The Delta Tunnel, Sites Reservoir and voluntary agreements that Newsom backs not only threaten Central Valley and Delta species, but the salmon and steelhead populations that have been an integral part of the culture of the Yurok, Hoopa Valley, Karuk and other Tribes for thousands of years.
Could Newsom’s support of Big Ag-promoted projects be because of the hundreds of thousands of dollars Newsom has received from corporate agribusiness interests like the Resnicks that support increasing water exports from the Delta rather than decreasing them?
By fast-tracking the Delta Tunnel, supporting the Big Ag-backed voluntary water agreements, overseeing the issuing of a draft EIR that increases water exports for the state and federal projects rather than reducing them and releasing a controversial water portfolio that includes fast-tracking the Sites Reservoir, it appears that Newsom is bending to the will of his agribusiness donors and sending Delta smelt, longfin smelt, Sacramento winter-run and spring-run Chinook salmon, Central Valley steelhead and other fish species to the scaffold.

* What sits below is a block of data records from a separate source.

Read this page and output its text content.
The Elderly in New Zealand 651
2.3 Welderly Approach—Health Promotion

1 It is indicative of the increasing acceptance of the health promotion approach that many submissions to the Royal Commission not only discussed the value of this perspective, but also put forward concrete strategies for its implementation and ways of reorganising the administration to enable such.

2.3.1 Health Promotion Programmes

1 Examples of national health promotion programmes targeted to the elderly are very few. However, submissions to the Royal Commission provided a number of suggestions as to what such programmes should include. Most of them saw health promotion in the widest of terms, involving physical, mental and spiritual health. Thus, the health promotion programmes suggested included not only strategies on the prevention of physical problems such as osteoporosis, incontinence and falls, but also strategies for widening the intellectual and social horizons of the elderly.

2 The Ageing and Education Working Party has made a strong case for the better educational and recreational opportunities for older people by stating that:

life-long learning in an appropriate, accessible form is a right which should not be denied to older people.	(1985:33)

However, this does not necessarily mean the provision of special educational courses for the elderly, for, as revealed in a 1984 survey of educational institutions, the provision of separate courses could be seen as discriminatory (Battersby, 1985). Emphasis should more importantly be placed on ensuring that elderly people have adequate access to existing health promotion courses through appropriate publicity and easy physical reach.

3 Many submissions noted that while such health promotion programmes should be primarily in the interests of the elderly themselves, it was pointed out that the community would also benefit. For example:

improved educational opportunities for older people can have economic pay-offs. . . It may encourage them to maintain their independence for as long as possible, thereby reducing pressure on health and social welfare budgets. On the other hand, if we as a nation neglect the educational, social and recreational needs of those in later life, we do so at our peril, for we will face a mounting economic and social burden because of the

The dramatic decline of Delta smelt and other species, when viewed over the period of 53 years since 1967 when the State Water Project went into operation, is simply chilling.
Between 1967 and 2020, the California Department of Fish and Wildlife’s (CDFW) Fall Midwater Trawl (FMWT) abundance indices (combined September, October, November and December surveys) for striped bass, Delta smelt, longfin smelt, American shad, splittail and threadfin shad have declined by 99.7, 100, 99.96, 67.9, 100, and 95 percent, respectively, according to Bill Jennings, Executive Director of the California Sportfishing Protection Alliance (CSPA).
“Taken as five-year averages (1967-1971 vs. 2016-2020), the declines for striped bass, Delta smelt, longfin smelt, American shad, splittail and threadfin shad are 98.1, 99.8, 99.8, 26.2, 99.3 and 94.3 percent, respectively,” said Jennings.
The CDFW’s Fall Midwater Trawl Survey for 2021 began on September 1 in the Delta.
Will zero Delta smelt be found in the survey like has been the case over the past 3 years? How will other Delta pelagic species fare in this year’s survey? Will the Delta smelt become declared extinct in the wild this year or next, as Dr. Peter Moyle and other scientists fear?
Stay tuned – I plan to report on the survey results every month as soon as the results are posted online and then I will do a wrap-up article after the full survey results are released, probably in late December or early January.